That video Esch posted reminded me of something that happened in grade school.

One year we had to do something similar to Young AmeriTowne that was called "Town." Each classroom in the grade would split up into teams and develop a "business." All the other students in the other grades would visit our classrooms on designated days, be given a fixed amount of scrip, and then permitted to shop at our respective "businesses." I forget what we could use the scrip on... in my classroom it was probably privileges and what not. (We had a bizarre system of credit that you spent to use the bathroom, get a drink of water, pay for a demerit, or go on a special lunch trip to Carl's Jr--this was where I learned about debt financing btw but as always I digress.)
To date myself horribly here, my group decided to sell sports trading cards. This wasn't the best idea but it also wasn't the worst idea given that it was 199X; I think we were all mainly concerned about getting rid of a lot of excess inventory we'd all accumulated over the years more than anything.

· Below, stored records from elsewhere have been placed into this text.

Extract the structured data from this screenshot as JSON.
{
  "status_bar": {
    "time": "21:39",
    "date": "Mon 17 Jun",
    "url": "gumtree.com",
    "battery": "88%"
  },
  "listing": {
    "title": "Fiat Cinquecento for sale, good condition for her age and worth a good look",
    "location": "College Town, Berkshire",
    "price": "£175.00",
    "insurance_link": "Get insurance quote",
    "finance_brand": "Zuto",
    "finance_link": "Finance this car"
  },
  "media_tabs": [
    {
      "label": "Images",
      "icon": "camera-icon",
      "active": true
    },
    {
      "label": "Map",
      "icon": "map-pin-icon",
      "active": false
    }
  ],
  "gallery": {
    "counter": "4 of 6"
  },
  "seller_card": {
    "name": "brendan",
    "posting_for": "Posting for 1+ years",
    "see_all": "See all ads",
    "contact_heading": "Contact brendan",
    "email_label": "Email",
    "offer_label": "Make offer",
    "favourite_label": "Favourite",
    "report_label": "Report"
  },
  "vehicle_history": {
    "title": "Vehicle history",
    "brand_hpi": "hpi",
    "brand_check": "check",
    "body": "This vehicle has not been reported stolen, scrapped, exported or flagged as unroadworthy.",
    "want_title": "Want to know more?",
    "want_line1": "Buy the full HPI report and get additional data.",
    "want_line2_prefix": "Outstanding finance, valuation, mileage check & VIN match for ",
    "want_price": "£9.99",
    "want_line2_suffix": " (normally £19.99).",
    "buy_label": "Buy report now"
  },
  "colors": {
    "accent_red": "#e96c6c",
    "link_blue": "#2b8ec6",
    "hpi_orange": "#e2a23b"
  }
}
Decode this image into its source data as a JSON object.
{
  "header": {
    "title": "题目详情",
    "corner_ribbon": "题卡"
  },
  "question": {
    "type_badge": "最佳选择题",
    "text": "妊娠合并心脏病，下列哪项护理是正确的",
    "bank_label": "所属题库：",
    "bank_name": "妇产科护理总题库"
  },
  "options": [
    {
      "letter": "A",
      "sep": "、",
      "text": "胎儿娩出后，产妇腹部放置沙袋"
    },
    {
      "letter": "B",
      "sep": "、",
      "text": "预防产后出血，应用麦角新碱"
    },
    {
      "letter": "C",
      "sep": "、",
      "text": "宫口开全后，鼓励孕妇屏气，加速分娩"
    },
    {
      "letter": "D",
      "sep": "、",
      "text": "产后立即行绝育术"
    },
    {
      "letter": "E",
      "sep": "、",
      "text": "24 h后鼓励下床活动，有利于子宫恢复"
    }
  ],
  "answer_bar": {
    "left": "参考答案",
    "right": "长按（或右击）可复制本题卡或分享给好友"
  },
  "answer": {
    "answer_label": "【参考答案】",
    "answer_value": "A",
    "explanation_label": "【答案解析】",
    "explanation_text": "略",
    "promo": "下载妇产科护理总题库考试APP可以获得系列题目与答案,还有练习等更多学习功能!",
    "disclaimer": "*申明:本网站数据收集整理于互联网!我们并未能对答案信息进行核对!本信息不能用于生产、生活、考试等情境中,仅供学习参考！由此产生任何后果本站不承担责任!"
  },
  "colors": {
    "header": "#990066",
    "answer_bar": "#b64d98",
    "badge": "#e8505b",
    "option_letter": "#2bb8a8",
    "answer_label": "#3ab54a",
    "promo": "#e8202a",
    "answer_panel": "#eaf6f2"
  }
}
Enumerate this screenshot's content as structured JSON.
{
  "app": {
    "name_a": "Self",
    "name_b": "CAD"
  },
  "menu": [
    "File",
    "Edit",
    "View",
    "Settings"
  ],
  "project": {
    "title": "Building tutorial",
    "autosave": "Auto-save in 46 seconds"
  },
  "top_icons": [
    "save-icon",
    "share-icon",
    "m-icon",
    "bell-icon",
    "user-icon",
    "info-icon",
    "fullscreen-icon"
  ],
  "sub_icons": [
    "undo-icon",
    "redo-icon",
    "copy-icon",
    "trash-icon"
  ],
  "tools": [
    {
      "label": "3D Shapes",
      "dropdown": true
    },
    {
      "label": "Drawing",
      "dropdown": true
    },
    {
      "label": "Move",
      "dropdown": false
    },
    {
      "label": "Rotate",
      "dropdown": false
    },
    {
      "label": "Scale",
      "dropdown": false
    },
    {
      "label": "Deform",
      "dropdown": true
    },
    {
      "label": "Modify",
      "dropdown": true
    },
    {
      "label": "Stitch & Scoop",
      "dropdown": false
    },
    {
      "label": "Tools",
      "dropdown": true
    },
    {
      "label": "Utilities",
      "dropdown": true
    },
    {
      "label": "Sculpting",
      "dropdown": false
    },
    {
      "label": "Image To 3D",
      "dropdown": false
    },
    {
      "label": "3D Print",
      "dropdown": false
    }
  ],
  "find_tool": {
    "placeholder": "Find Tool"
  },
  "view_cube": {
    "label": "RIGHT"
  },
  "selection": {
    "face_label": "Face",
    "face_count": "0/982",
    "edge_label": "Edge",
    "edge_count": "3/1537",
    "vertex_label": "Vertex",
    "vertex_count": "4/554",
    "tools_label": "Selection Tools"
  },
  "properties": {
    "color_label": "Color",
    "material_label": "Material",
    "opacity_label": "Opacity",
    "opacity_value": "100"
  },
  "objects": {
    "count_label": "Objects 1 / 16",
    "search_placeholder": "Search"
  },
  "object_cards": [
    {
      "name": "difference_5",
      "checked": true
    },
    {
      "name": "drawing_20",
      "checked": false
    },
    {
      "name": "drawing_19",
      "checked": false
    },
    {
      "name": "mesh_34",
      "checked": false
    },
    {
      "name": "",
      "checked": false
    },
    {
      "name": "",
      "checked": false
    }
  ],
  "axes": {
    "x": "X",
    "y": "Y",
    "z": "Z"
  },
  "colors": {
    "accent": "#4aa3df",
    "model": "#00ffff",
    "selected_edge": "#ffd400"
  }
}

Our teacher at the time was dating a guy who would often come around our classroom and unbeknownst to us he was extremely into sports trading cards. When he found out what our wares were for Town he arranged to purchase all manner of cards at whatever price we named because he had access to the scrip bank through his personal relationship. Since we were little shits we named (what I recall as) absurd prices for our cards, or at least prices that could never be supported by the vulgar market in which we operated. Since these sums were utterly irrelevant to our buyer he gladly paid and we more or less crushed our classmates in this
exercise of bourgeois propaganda.
Not only did I buy myself out of using the bathroom credit hell with this endeavor but I learned a valuable lesson about the ethics (or lack thereof) in for-profit markets.